There are currently two parallel legislative processes aimed at regulating FDI in Sweden and the transfers of certain Swedish companies or operations to foreign investors.

  • The first legislative process will impose tightened rules for the transfer of ownership of security-sensitive activities. The amendments will allow the Swedish state to prohibit certain transactions on grounds of “protective security”, which refers to the protection of information and activities of importance to Sweden’s security against inter alia espionage, sabotage, and terrorism.
  • The second legislative process is based on a new EU FDI screening regulation, the Regulation of the European Parliament and of the Council of 19 March 2019 establishing a framework for the screening of foreign direct investments into the Union (“Regulation”). The Regulation was introduced to harmonise the currently fragmented national screening regimes of the EU Member States. The Swedish government has appointed a special investigator to assess whether to implement a national system for FDI-screening. A final report from the special investigator will be published no later than 2 November 2021.
A sense of urgency

Given the ongoing turbulence of the COVID-19 crisis, volatile stock markets and an amplified sense of urgency due to an expected increase in the number of strategic acquisitions of security-sensitive businesses by foreign investors, the Swedish government decided to accelerate the first legislative process.

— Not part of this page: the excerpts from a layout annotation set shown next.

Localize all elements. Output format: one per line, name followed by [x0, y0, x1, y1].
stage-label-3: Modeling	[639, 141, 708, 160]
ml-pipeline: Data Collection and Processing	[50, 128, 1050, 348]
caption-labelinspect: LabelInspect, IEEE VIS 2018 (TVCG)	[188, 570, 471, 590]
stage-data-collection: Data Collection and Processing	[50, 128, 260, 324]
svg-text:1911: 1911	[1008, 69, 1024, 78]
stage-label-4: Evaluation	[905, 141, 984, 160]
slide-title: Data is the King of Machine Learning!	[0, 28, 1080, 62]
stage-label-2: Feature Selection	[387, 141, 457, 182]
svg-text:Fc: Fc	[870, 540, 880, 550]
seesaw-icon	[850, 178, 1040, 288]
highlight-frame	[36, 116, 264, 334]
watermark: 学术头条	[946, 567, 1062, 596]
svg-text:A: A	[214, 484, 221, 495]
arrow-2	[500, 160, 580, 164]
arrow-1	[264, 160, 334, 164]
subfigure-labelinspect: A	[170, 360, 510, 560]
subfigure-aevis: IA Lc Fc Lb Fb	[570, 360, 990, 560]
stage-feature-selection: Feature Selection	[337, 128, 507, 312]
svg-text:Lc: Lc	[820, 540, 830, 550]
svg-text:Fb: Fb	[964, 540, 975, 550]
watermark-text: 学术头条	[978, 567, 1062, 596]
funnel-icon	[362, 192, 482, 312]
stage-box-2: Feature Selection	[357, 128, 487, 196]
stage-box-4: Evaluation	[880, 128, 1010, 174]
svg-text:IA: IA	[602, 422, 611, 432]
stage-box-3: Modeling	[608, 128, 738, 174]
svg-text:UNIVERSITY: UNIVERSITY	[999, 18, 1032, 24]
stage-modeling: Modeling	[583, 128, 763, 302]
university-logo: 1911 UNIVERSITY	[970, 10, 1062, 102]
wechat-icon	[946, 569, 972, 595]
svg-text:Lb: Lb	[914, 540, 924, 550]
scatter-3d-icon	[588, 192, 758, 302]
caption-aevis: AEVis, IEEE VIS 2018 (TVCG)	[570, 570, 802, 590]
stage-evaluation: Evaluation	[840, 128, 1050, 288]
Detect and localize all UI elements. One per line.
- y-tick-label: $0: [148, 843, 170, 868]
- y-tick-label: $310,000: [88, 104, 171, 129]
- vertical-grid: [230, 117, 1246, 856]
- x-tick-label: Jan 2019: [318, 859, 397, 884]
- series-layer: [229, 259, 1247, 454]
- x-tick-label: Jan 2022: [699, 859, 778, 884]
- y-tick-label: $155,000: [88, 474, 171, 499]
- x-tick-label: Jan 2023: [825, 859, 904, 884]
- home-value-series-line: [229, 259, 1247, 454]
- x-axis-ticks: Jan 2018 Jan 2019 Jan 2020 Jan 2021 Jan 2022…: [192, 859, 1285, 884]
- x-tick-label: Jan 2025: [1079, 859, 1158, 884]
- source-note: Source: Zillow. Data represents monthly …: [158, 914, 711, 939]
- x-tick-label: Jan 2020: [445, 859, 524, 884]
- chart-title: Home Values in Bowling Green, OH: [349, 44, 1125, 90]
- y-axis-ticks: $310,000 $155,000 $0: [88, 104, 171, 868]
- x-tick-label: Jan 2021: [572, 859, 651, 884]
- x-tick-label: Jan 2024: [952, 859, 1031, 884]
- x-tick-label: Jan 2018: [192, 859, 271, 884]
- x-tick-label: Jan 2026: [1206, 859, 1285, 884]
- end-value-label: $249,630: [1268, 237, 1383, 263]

On 25 November 2020, the Swedish parliament passed a bill to amend the Swedish Protective Security Act (“Act”), with the effective date being 1 January 2021. The main amendments to the Act stipulate that a seller who intends to sell:

i) its shares in a company operating security-sensitive business (excluding shares in a Swedish public company);

ii) its security-sensitive business; or

iii) tangible or intangible property (not including real estate) used in its security sensitive business,

shall carry out a particular security and suitability assessment during the initiation of the sale. A seller shall also refrain from initiating such a transfer should the assessment show that the transfer is unsuitable from a security perspective.

A business may be “security-sensitive” if it is of significance for Sweden’s national security or for an international protective security commitment that is binding on Sweden, irrespective of whether the operator is the state or a private actor. In addition to military activities, the term may also cover important infrastructure and services such as airports, powerplants, information systems for electronic communication and health care services.

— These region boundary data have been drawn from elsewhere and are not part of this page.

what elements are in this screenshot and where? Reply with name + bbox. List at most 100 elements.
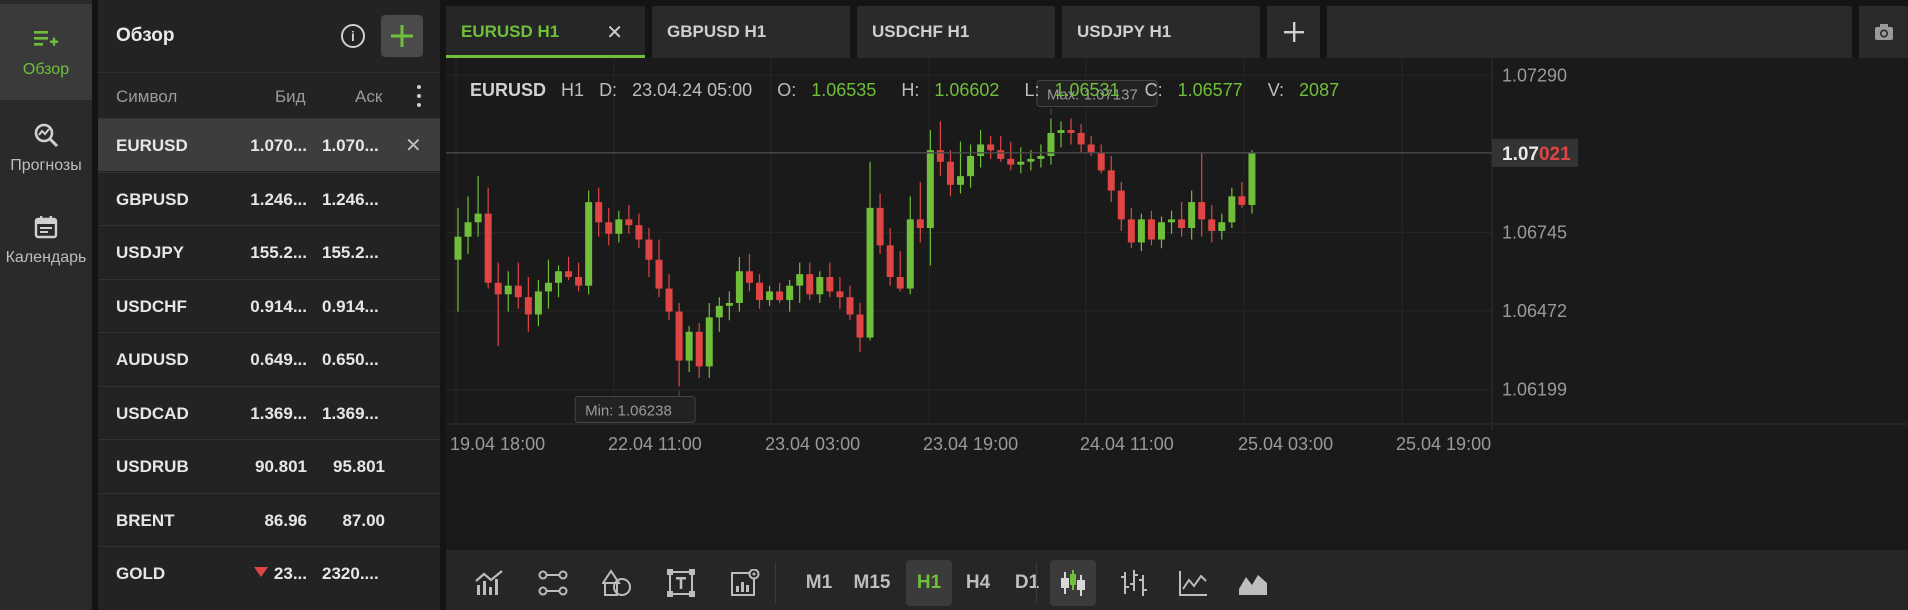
close-tab-icon[interactable]: ✕ bbox=[606, 22, 623, 44]
row-bid: 86.96 bbox=[264, 511, 307, 531]
candle-body bbox=[625, 219, 633, 226]
row-symbol: USDJPY bbox=[116, 243, 185, 262]
candle-body bbox=[595, 202, 603, 223]
candle-body bbox=[715, 305, 723, 318]
row-ask: 1.070... bbox=[322, 136, 379, 155]
shapes-tool-button[interactable] bbox=[594, 560, 640, 606]
timeframe-d1-button[interactable]: D1 bbox=[1014, 572, 1040, 593]
row-bid: 90.801 bbox=[255, 457, 307, 477]
candle-body bbox=[886, 245, 894, 278]
add-symbol-button[interactable] bbox=[381, 15, 423, 57]
row-bid-value: 23... bbox=[273, 564, 307, 583]
bars-chart-type-button[interactable] bbox=[1110, 560, 1156, 606]
row-bid: 1.246... bbox=[250, 190, 307, 210]
row-bid: 23... bbox=[253, 564, 307, 584]
new-tab-button[interactable] bbox=[1267, 6, 1320, 58]
trendline-tool-button[interactable] bbox=[530, 560, 576, 606]
candle-body bbox=[936, 150, 944, 162]
watchlist-row-usdchf[interactable]: USDCHF 0.914... 0.914... bbox=[98, 278, 440, 332]
nav-item-calendar[interactable]: Календарь bbox=[0, 192, 92, 288]
candle-body bbox=[575, 277, 583, 286]
ohlc-bars-icon bbox=[1121, 570, 1147, 596]
candle-body bbox=[1107, 170, 1115, 191]
chart-settings-button[interactable] bbox=[722, 560, 768, 606]
remove-symbol-icon[interactable]: ✕ bbox=[405, 135, 422, 157]
candle-body bbox=[756, 282, 763, 301]
shapes-icon bbox=[602, 569, 631, 596]
indicators-icon bbox=[475, 570, 503, 595]
row-bid-value: 0.914... bbox=[250, 296, 307, 316]
x-tick-label: 23.04 19:00 bbox=[923, 434, 1018, 454]
candle-body bbox=[655, 259, 663, 289]
nav-item-overview[interactable]: Обзор bbox=[0, 4, 92, 100]
nav-label-overview: Обзор bbox=[22, 61, 70, 78]
candlestick-chart[interactable]: 1.07021 1.07290 1.06745 1.06472 1.06199 19.04… bbox=[446, 58, 1908, 550]
watchlist-row-gbpusd[interactable]: GBPUSD 1.246... 1.246... bbox=[98, 171, 440, 225]
candle-body bbox=[1127, 219, 1135, 243]
tab-usdjpy-h1[interactable]: USDJPY H1 bbox=[1062, 6, 1260, 58]
tab-eurusd-h1[interactable]: EURUSD H1 ✕ bbox=[446, 6, 645, 58]
info-icon[interactable]: i bbox=[341, 24, 365, 48]
y-tick-label: 1.07290 bbox=[1502, 65, 1567, 85]
min-label-box bbox=[574, 396, 696, 424]
x-tick-label: 19.04 18:00 bbox=[450, 434, 545, 454]
row-symbol: BRENT bbox=[116, 510, 175, 530]
chart-settings-icon bbox=[731, 569, 760, 596]
text-tool-button[interactable] bbox=[658, 560, 704, 606]
candle-body bbox=[916, 219, 924, 229]
tab-gbpusd-h1[interactable]: GBPUSD H1 bbox=[652, 6, 850, 58]
watchlist-row-brent[interactable]: BRENT 86.96 87.00 bbox=[98, 492, 440, 546]
watchlist-row-eurusd[interactable]: EURUSD 1.070... 1.070... ✕ bbox=[98, 118, 440, 171]
timeframe-m15-button[interactable]: M15 bbox=[853, 572, 891, 593]
nav-item-forecasts[interactable]: Прогнозы bbox=[0, 100, 92, 196]
candle-body bbox=[454, 236, 462, 260]
ohlc-low-label: L: bbox=[1024, 80, 1040, 100]
area-chart-type-button[interactable] bbox=[1230, 560, 1276, 606]
column-ask: Аск bbox=[355, 87, 383, 106]
candle-body bbox=[1047, 132, 1055, 156]
calendar-icon bbox=[32, 213, 60, 241]
timeframe-h4-button[interactable]: H4 bbox=[965, 572, 991, 593]
timeframe-m1-button[interactable]: M1 bbox=[805, 572, 833, 593]
toolbar-divider bbox=[775, 562, 776, 604]
column-symbol: Символ bbox=[116, 87, 178, 106]
nav-label-forecasts: Прогнозы bbox=[10, 157, 82, 174]
text-box-icon bbox=[667, 569, 695, 597]
tab-usdchf-h1[interactable]: USDCHF H1 bbox=[857, 6, 1055, 58]
candle-body bbox=[1248, 153, 1256, 205]
current-price-badge bbox=[1492, 138, 1578, 167]
candles-chart-type-button[interactable] bbox=[1050, 560, 1096, 606]
price-chart[interactable]: 1.07021 1.07290 1.06745 1.06472 1.06199 19.04… bbox=[446, 58, 1908, 550]
current-price-label: 1.07021 bbox=[1502, 144, 1571, 165]
forecast-search-icon bbox=[32, 121, 60, 149]
timeframe-h1-button[interactable]: H1 bbox=[906, 560, 952, 606]
left-nav: Обзор Прогнозы Календарь bbox=[0, 0, 92, 610]
column-menu-icon[interactable] bbox=[416, 85, 422, 107]
x-tick-label: 23.04 03:00 bbox=[765, 434, 860, 454]
candle-body bbox=[705, 317, 713, 367]
row-bid-value: 1.369... bbox=[250, 403, 307, 423]
watchlist-row-gold[interactable]: GOLD 23... 2320.... bbox=[98, 546, 440, 599]
screenshot-button[interactable] bbox=[1859, 6, 1908, 58]
watchlist-row-usdcad[interactable]: USDCAD 1.369... 1.369... bbox=[98, 385, 440, 439]
indicators-button[interactable] bbox=[466, 560, 512, 606]
max-label-box bbox=[1036, 80, 1158, 108]
row-ask: 1.246... bbox=[322, 189, 379, 209]
max-label: Max: 1.07137 bbox=[1047, 87, 1138, 104]
candle-body bbox=[876, 207, 884, 246]
line-chart-type-button[interactable] bbox=[1170, 560, 1216, 606]
candle-body bbox=[1057, 130, 1065, 133]
camera-icon bbox=[1875, 24, 1893, 40]
candle-body bbox=[846, 297, 854, 315]
candle-body bbox=[685, 331, 693, 361]
chart-tabs: EURUSD H1 ✕ GBPUSD H1 USDCHF H1 USDJPY H… bbox=[446, 0, 1908, 58]
watchlist-row-usdrub[interactable]: USDRUB 90.801 95.801 bbox=[98, 439, 440, 492]
ohlc-volume: 2087 bbox=[1299, 80, 1340, 100]
candle-body bbox=[1188, 202, 1196, 229]
watchlist-row-usdjpy[interactable]: USDJPY 155.2... 155.2... bbox=[98, 225, 440, 278]
watchlist-row-audusd[interactable]: AUDUSD 0.649... 0.650... bbox=[98, 332, 440, 385]
candle-body bbox=[615, 219, 623, 234]
min-label: Min: 1.06238 bbox=[585, 403, 672, 420]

According to the Act, a seller will also be legally obligated to consult and coordinate with the Swedish Armed Forces and the Swedish Security Service. If the authorities have any objection to the security and suitability assessment, they may either order additional measures be taken by the seller to fulfil its obligations or prohibit the sale or transfer from being carried out. The authorities may also, ultimately, declare a transaction that has been made in violation of the provisions null and void.

Magnusson comment

Sweden is currently a comparatively free market for FDI with limited restrictions. Although it is still early to accurately predict the final design of Sweden’s future FDI screening regime, it is likely that a national system for screening will have a wider scope of application and cover activities in more sectors and areas in line with the Act and will most likely draw inspiration from the systems employed in neighbouring countries.

One of the challenges for the special investigator will be to present a proposal that identifies which companies and operations should be included in the FDI screening process. If the task is not executed properly, the Swedish screening framework risks leading to arbitrary, time-consuming, and unpredictable decisions as to what constitutes a security-sensitive business.

Nonetheless, the Regulation and the recent developments in Sweden will likely pose challenges to the large-scale investments in the technology and infrastructure sectors currently pending.